Finalizaba el día con otra película de Hong Sang-soo, Mul-an-e-seo (In Water, 2023). He de admitir que tardé en conectar, pero hubo un momento en el que mi percepción sobre ella cambió por completo: cuando el protagonista comienza a filmar. De nuevo, un alter ego de Sang-soo, haciendo un cine al que no podría interesarle menos la planificación o el guion. Busca, sencillamente, filmar lo que se presenta ante él. La realidad como ente que transfigura la imagen, resultando esta en constante cambio y dependiente de lo que suceda a nuestro alrededor. Y la figura del cineasta como arqueólogo de la cotidianidad.

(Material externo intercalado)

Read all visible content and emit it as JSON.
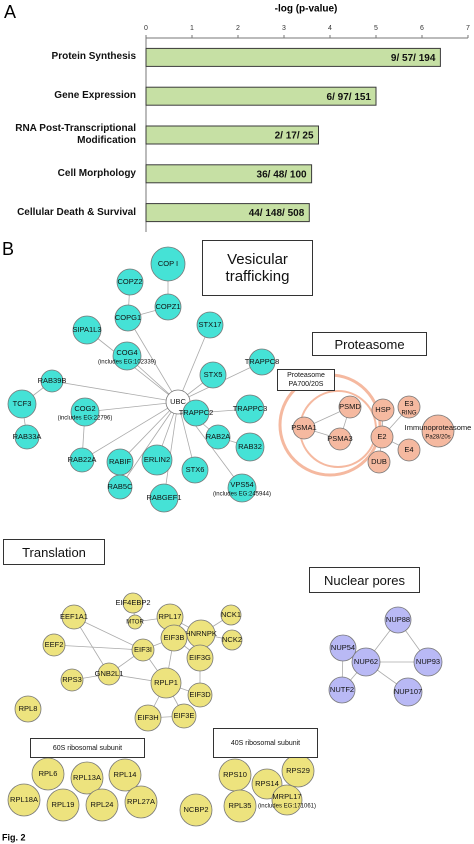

Saliendo del CCCB, al girar la esquina, me crucé por casualidad con Yoel. Al día siguiente era su cumpleaños, así que fue muy bonito poder cantarle el cumpleaños feliz al marcar el reloj las doce de la noche. Ese mismo día iba a encontrarme con Godard, Tsai Ming-liang y Levan Akin, pero acabaron todos cancelados. Echamos el día juntos, celebrándolo como era debido. Así acabó mi D’A Film Festival, con el plano final de In Water, con su imagen desenfocada.